Namun Saman dan Jafar tidak menggubris. Suasana semakin memanas hingga akhirnya Saman melemparkan dayungnya ke arah Jafar. Jafar, yang tidak mau kalah, membalas dengan melemparkan ember kecil berisi pasir.
Di tempat lain, seorang aparat polisi bernama Inspektur Rahman sedang mengamati aktivitas di sungai dengan teropong dari kejauhan. Ia tahu bahwa aktivitas tambang emas di sungai itu ilegal, tapi ia juga tahu bahwa para pekerja melakukannya karena tidak ada pilihan lain.
"Pak, mereka makin banyak," lapor seorang anggota polisi yang berdiri di sampingnya. "Haruskah kita tangkap sekarang?"

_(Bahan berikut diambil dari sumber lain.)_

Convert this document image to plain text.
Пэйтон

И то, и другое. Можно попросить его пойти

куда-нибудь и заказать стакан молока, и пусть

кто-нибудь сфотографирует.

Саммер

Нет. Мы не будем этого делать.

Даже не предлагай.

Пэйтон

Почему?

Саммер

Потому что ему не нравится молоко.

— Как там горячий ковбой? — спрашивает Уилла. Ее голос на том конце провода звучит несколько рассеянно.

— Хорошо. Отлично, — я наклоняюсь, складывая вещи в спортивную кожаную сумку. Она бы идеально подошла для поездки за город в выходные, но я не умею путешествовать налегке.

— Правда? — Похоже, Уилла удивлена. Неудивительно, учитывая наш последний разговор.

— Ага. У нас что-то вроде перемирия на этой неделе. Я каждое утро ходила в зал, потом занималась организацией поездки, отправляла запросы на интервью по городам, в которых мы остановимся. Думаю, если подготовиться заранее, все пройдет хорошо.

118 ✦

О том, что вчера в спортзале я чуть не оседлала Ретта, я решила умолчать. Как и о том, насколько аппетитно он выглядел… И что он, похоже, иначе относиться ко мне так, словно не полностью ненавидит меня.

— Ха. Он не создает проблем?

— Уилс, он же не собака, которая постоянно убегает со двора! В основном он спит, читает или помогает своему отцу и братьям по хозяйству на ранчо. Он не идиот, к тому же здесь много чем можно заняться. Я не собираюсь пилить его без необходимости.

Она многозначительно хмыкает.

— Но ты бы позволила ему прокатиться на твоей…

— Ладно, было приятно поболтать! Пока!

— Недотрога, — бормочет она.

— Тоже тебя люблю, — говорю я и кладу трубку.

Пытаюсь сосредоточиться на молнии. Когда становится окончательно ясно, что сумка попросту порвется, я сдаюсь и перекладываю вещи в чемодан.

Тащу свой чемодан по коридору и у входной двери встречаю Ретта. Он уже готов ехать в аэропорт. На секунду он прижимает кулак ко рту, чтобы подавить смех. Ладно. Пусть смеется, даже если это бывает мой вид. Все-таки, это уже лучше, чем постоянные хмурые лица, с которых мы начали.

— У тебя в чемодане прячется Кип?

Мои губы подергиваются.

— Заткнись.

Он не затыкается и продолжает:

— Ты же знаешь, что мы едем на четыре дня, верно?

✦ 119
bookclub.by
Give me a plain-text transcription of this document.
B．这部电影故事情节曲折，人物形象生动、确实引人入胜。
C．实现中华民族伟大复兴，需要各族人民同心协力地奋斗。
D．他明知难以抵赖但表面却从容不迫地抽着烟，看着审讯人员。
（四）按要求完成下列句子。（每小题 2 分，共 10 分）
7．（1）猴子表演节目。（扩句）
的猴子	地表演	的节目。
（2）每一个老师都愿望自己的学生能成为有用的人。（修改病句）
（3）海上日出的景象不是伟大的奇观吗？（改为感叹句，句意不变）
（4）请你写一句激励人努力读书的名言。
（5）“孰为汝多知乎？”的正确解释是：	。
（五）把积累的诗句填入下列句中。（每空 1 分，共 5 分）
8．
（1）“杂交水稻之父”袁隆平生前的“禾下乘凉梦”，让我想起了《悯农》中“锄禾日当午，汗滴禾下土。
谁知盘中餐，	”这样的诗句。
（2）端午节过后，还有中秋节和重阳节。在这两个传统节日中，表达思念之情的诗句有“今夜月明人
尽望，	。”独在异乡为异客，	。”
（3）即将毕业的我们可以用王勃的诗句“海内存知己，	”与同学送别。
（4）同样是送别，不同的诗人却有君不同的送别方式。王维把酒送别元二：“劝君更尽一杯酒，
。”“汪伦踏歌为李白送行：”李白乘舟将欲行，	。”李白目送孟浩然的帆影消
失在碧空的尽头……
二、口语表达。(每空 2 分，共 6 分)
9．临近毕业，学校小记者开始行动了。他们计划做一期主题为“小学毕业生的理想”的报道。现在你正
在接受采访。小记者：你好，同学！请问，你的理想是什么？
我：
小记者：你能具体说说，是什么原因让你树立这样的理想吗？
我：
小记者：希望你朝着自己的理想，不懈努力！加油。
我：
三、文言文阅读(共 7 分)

Rahman menggeleng. "Tidak semudah itu. Kalau kita tangkap mereka, siapa yang akan memberi makan keluarga mereka? Tapi kalau kita biarkan, sungai ini akan mati."
Anggota polisi itu mengangguk, meski wajahnya tampak ragu. "Jadi, apa rencana kita?"
Rahman terdiam sejenak. "Kita pantau dulu. Kalau mereka terlalu merusak, kita harus bertindak."
Sore itu, Yuni memberanikan diri untuk berbicara dengan Husni. Mereka sudah saling kenal sejak kecil, meskipun kini mereka berada di sisi yang berbeda. Husni adalah anak seorang nelayan, sementara Yuni adalah anak seorang pekerja tambang emas.
"Husni, aku ingin bicara," kata Yuni saat menemui Husni di tepi sungai.
"Ada apa, Yuni?" Husni menatapnya dengan curiga.
"Aku tahu ayahku dan kelompoknya merusak sungai. Tapi kami tidak punya pilihan lain. Kau harus mengerti," suara Yuni terdengar putus asa.
Husni menghela napas. "Aku tahu. Tapi apa kau tahu berapa banyak keluarga nelayan yang kehilangan mata pencaharian karena sungai ini berubah? Kau pikir kami tidak menderita?"